Turnipax Temporal range: Rupelian PreꞒ Ꞓ O S D C P T J K Pg N

Scientific classification
- Kingdom: Animalia
- Phylum: Chordata
- Class: Aves
- Order: Charadriiformes
- Family: Turnicidae
- Genus: †Turnipax Mayr, 2000
- Type species: †T. dissipata Mayr, 2000
- Other species: †T. oechslerorum Mayr and Knopf, 2007;

= Turnipax =

Extinct species of Oligocene bird from Europe

Turnipax is an extinct genus of buttonquail from the Oligocene Rupelian epoch. The type species, T. dissipata, was found near the village of Céreste-en-Luberon in France. A second species, T. oechslerorum, was described based on a nearly complete and slightly dissociated skeleton found south of Wiesloch, Germany.

== Discovery and species ==
The type species was described by Mayr (2000) after a strongly dissociated skeleton preserving vertebrae, ribs, humeri, coracoids, scapulae, furcula, pelvis and the legs from Rupelian aged deposits near Céreste-en-Luberon village, southern France. The genus name is a combination of Scolopax, a genus of charadriiform and Turnix, a genus of turnicid. This name reflects both charadriiform and turnicid characters of the species. The species name comes from the Latin dissipatus, meaning "scattered" or "dispersed". This refers to the specimen's preservation.

In 2007, Mayr and Knopf named a second species, T. oechslerorum after an almost complete slightly dissociated skeleton that only lacks the head and the right foot. The specimen was found in the lower Oligocene Frauenweiler fossil site, near the Wiesloch town, southern Germany. The species name honors Annette and Harald Oechsler, who significantly contributed to the discovery of the Frauenweiler fossils.

== Classification ==
The new family Turnipacidae was originally created for T. dissipata and tentatively Cerestenia pulchrapenna, another bird species from Céreste. This family was placed within Charadriiformes. The high similarities with Turnicidae were already noted. Mayr and Knopf (2007) stated that Turnipax was a stem-lineage representative of Turnicidae. For these reasons, the family Turnipacidae was synonymized with Turnicidae. However, they concluded that Cerestenia was not well-preserved enough to be confidently attributed to Turnicidae. Later studies included Cerestenia as a stem Turnicidae, just as Turnipax. This study also noted that the two genus possess a mixt of derived turnicid features and ancestral charadriiform features.

== Paleoecology ==
The holotype of T. oechslerorum preserves several gastroliths. This suggests at least a facultatively granivorous diet. Modern buttonquails are omnivorous; they feed on various seeds, plant matter and invertebrates. They also ingest grit and small pebbles to aid digestion.

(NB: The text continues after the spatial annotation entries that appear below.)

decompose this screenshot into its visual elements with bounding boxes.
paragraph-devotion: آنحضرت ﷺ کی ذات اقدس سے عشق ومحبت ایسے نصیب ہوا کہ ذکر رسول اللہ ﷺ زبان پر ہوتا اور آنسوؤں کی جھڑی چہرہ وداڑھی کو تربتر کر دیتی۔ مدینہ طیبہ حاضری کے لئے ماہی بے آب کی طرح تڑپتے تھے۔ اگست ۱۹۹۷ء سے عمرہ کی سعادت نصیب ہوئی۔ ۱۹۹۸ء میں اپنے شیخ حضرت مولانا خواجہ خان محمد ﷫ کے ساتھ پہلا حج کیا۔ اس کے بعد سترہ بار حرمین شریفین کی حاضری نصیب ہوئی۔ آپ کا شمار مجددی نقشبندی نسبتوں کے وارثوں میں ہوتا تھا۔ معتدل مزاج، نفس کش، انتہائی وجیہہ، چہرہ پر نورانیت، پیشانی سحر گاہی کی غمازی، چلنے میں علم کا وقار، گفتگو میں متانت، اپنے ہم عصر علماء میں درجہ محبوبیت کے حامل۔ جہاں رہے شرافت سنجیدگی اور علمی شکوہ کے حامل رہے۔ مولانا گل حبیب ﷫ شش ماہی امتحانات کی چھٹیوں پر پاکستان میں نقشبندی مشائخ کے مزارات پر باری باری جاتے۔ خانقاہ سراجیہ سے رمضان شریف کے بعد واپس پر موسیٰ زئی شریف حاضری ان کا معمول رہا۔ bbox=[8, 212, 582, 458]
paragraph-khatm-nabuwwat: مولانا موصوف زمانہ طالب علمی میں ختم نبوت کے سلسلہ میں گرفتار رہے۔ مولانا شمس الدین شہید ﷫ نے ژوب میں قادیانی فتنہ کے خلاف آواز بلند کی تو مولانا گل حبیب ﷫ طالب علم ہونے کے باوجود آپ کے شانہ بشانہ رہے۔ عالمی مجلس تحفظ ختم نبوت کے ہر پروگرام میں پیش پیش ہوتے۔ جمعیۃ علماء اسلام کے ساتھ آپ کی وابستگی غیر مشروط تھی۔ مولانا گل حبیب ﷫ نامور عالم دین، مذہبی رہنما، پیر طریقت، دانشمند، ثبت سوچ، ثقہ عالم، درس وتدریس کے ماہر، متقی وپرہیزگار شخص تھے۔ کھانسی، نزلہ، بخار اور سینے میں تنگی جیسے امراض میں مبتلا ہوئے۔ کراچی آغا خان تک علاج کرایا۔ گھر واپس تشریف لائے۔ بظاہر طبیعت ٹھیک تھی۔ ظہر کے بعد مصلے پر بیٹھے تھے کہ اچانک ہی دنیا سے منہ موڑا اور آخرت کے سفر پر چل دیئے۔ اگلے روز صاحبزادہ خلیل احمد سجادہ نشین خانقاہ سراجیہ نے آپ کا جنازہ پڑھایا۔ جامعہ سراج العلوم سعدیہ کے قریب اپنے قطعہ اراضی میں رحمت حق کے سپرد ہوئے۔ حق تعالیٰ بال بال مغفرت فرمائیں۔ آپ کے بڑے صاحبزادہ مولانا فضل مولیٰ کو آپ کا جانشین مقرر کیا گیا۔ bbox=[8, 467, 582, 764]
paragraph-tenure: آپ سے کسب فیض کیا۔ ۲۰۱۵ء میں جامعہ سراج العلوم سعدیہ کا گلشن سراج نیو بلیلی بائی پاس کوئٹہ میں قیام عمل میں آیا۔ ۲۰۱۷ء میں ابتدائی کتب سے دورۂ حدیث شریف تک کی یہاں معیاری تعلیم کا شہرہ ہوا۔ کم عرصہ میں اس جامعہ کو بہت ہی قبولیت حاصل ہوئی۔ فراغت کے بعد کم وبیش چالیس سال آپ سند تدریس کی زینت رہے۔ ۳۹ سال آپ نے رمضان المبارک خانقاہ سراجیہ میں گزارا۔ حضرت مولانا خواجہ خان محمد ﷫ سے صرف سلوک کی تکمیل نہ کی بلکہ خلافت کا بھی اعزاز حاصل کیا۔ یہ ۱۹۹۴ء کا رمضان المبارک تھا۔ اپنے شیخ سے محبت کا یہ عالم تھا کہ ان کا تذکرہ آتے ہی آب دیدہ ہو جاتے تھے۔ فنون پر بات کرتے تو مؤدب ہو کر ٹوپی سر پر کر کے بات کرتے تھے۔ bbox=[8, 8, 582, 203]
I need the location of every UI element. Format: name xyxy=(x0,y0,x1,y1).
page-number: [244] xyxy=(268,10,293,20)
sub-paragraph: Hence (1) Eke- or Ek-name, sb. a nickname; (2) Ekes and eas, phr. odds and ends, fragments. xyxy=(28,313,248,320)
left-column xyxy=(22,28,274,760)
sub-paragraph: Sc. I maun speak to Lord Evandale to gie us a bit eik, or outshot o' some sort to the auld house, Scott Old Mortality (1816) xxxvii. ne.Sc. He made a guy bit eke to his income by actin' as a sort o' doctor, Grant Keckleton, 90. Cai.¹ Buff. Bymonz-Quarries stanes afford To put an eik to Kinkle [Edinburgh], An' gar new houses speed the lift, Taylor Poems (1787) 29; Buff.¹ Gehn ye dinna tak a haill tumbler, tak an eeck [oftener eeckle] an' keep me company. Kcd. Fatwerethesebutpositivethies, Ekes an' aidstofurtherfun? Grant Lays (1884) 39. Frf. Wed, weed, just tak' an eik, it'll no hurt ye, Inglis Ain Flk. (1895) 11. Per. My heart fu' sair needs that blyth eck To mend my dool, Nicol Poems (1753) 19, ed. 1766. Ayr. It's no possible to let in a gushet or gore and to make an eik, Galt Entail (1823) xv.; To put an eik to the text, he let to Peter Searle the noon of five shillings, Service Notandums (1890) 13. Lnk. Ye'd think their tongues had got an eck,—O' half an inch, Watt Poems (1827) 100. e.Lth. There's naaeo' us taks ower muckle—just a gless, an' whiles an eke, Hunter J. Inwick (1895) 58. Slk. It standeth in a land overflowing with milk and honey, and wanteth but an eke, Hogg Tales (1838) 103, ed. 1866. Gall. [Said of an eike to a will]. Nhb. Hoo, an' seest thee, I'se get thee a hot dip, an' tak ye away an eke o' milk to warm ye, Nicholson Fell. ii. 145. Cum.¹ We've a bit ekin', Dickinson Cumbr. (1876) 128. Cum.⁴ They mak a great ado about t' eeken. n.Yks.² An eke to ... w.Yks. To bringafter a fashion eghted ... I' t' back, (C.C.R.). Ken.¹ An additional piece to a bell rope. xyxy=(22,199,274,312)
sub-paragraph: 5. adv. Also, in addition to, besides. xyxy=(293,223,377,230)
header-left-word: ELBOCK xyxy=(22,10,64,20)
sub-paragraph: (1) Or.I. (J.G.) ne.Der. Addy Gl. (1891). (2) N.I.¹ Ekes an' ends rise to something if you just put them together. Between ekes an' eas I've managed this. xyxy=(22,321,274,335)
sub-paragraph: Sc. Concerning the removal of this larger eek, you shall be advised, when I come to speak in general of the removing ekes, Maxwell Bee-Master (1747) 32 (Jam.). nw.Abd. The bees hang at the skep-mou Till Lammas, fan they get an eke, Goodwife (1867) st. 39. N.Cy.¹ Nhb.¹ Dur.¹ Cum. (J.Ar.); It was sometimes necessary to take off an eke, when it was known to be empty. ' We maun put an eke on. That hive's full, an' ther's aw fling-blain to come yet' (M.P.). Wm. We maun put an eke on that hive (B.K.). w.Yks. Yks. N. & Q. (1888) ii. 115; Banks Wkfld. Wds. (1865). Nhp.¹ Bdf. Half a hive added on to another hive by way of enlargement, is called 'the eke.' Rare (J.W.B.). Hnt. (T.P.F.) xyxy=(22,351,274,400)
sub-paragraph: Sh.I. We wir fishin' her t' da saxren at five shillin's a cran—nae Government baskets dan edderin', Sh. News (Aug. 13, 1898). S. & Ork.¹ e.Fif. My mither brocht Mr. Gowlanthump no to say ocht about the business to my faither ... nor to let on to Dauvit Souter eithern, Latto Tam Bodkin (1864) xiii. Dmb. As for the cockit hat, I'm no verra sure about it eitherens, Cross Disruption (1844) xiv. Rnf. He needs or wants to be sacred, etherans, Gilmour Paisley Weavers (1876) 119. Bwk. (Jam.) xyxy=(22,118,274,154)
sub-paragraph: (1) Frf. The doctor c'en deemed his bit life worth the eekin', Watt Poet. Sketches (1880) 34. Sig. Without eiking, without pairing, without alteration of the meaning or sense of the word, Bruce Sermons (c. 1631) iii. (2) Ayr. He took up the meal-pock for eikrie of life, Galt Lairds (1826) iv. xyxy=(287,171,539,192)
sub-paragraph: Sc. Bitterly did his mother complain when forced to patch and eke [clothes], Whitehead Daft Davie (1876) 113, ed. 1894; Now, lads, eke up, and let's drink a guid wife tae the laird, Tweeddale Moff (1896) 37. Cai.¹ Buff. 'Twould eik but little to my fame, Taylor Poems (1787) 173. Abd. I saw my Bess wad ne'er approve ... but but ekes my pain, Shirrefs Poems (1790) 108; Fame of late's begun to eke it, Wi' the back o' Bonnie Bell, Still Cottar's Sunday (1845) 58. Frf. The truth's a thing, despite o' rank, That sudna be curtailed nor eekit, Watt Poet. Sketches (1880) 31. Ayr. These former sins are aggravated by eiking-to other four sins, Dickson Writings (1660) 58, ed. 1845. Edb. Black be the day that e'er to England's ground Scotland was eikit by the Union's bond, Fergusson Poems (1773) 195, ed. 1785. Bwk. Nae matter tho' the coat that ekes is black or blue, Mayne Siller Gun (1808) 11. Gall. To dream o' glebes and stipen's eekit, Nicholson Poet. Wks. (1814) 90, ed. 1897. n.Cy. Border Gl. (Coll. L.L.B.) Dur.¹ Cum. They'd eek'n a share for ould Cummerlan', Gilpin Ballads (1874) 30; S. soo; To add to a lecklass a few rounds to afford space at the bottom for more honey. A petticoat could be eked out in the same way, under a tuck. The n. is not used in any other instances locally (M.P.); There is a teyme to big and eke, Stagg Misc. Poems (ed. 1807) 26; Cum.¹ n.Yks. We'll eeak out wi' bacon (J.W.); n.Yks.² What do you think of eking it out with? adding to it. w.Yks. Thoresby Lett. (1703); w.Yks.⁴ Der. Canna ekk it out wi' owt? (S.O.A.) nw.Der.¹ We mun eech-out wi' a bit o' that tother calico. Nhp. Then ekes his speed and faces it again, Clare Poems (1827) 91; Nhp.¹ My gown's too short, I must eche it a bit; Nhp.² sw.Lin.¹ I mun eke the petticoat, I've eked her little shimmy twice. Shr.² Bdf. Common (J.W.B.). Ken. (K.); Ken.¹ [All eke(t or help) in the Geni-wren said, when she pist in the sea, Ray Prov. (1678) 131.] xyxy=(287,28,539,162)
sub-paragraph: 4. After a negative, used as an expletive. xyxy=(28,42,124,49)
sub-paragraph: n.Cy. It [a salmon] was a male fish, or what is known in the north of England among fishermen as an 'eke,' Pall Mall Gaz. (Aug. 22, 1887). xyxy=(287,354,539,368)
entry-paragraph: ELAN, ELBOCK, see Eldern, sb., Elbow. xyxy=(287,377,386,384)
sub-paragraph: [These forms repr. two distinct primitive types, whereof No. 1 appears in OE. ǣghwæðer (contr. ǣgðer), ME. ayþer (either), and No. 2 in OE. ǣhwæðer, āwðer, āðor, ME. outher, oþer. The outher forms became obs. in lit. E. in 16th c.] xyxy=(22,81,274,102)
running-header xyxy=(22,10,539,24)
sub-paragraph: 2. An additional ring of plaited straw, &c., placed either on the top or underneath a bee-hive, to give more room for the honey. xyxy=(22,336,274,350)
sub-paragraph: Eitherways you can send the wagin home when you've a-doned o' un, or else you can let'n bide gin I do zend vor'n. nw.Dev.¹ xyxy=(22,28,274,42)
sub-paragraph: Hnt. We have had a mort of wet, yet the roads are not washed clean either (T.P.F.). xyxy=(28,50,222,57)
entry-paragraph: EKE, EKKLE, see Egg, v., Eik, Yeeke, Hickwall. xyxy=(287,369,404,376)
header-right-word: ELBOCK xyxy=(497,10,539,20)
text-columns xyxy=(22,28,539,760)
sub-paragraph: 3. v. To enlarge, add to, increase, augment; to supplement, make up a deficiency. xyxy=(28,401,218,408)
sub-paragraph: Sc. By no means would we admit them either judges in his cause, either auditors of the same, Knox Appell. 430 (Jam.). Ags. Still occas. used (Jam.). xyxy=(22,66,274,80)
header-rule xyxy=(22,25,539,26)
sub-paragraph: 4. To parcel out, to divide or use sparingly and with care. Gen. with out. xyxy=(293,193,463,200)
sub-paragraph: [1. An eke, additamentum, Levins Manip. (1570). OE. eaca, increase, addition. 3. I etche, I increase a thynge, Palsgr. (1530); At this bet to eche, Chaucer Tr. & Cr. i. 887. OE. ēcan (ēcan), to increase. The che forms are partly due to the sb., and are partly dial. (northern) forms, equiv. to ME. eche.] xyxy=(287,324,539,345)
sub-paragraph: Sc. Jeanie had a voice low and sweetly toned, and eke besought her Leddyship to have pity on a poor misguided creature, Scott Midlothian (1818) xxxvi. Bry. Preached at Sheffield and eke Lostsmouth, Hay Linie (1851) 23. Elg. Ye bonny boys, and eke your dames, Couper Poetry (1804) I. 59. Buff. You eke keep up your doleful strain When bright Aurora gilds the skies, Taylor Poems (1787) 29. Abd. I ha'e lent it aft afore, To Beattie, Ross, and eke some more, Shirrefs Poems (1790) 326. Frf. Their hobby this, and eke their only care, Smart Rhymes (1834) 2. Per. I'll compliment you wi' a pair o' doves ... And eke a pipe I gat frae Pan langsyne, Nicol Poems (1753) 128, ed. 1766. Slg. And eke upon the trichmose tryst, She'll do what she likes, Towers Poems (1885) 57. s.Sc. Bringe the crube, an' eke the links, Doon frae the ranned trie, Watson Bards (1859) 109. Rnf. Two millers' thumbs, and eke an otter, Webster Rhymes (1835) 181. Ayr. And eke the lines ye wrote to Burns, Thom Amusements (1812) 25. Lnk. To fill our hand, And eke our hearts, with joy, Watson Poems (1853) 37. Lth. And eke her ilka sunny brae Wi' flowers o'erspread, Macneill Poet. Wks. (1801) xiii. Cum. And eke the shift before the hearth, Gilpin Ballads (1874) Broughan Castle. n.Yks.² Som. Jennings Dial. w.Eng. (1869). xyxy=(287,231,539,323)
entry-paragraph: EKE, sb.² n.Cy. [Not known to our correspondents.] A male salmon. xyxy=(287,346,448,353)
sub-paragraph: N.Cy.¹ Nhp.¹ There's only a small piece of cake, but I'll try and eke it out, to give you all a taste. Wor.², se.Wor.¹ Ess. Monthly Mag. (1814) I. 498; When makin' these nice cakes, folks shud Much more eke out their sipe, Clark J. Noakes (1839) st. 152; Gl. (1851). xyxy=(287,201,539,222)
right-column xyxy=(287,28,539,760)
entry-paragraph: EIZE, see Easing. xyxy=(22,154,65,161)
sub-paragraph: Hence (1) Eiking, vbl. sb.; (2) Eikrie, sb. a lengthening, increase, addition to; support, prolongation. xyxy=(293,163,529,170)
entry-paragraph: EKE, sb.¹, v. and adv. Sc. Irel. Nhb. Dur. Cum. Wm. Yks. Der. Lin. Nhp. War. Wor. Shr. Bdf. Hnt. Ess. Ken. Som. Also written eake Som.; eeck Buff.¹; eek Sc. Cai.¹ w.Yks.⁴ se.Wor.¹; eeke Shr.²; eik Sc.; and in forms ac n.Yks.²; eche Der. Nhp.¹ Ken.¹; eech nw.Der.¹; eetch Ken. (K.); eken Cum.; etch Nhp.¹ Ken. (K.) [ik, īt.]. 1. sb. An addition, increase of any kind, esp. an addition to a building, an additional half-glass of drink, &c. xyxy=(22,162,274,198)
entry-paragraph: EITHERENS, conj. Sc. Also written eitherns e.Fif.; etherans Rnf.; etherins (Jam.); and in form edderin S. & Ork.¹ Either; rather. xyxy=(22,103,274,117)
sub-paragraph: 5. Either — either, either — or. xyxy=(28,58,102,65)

The Frauenweiler fossil site, part of the Rauenberg Lagerstätte, is a clay pit that represents marine deposits. These were likely deposited during a transgression caused by rifting activities. The site is mostly known for its fish fauna. Bird fossils include aquatic species such as the loon Colymboides? metzleri and the diomedeoidid Rupelornis. Few terrestrial birds have also been found. The Rauenberg Lagerstätte is similar to the Oligocene Luberon area where T. dissipata was found.